The paradigm for colonoscopic surveillance and endoscopic management of dysplasia in patients with IBD has been shifting. High-definition endoscopy with dye-spraying chromoendoscopy is recommended to allow high-quality visual inspection of the colonic mucosa in patients with IBD. Most dysplasias detected in IBD are endoscopically visible, the border of dysplasia can be delineated, and targeted biopsies are subsequently performed on areas suspicious for dysplasia.

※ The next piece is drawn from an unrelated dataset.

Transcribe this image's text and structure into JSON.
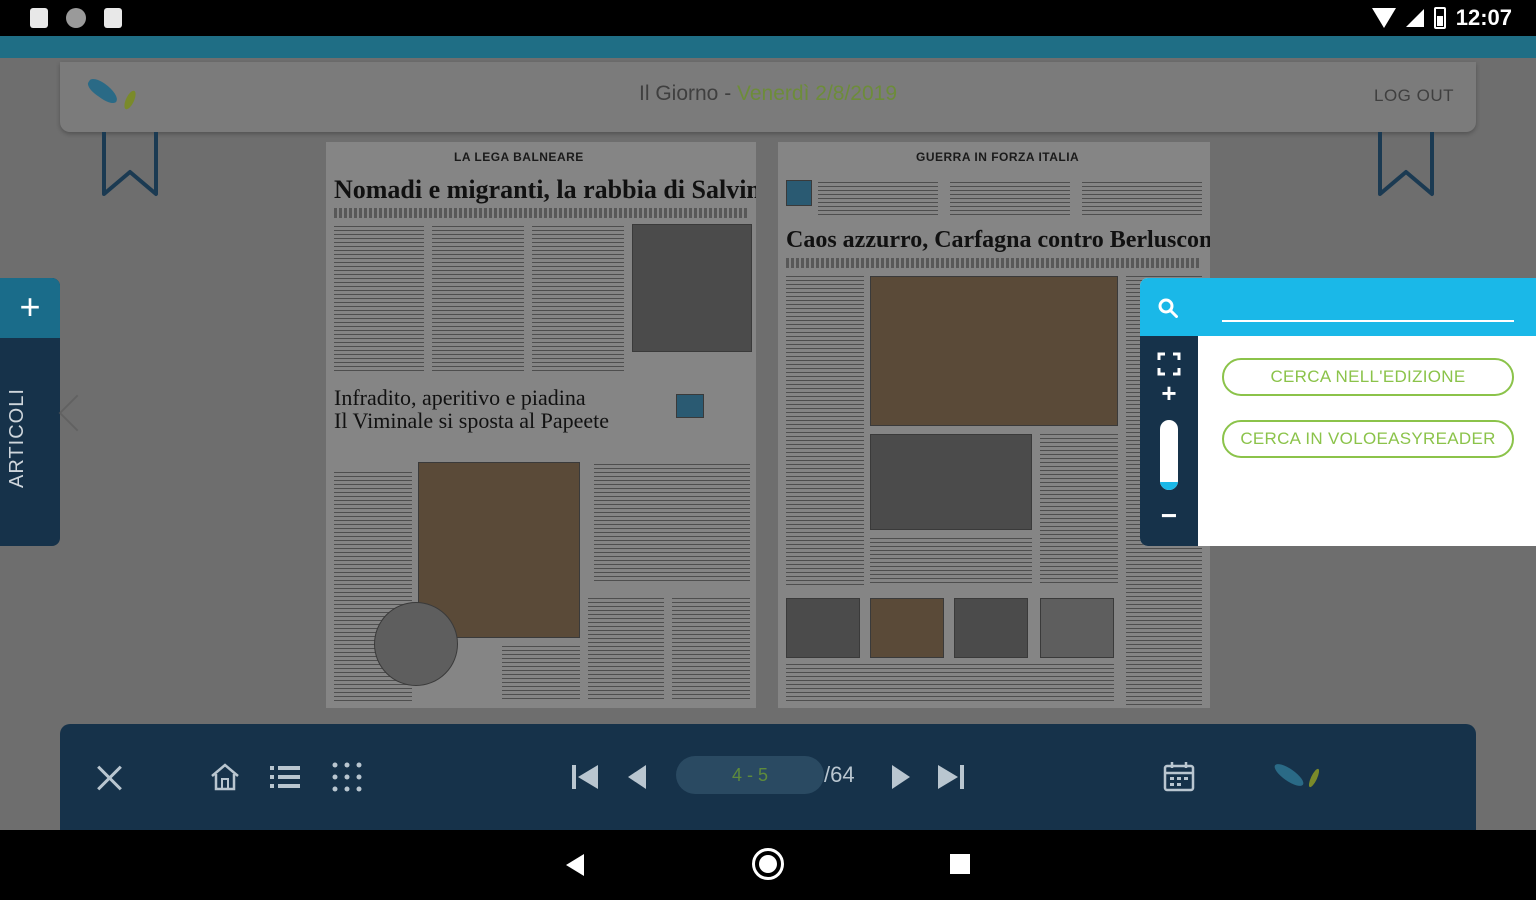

Endoscopic resections using the EMR technique can remove endoscopically resectable suspicious lesions <2 cm in size. The role of ESD may become important in the management of dysplasias >2 cm in size or a lesion with submucosal fibrosis. After complete removal of endoscopically resectable polypoid and non-polypoid dysplastic lesions, surveillance colonoscopy is recommended rather than colectomy. When the lesion is not endoscopically resectable, and indistinct dysplasia at the base of the resected lesion, invisible high-grade dysplasia, or multifocal low-grade dysplasia remains, colectomy should be recommended. Evidence for the appropriate therapeutic approach with endoscopy for dysplasia in IBD is limited, and dedicated specialized endoscopists with IBD experience are needed to fully evaluate the recent emerging techniques and technologies to improve the outcomes in IBD patients with dysplasia.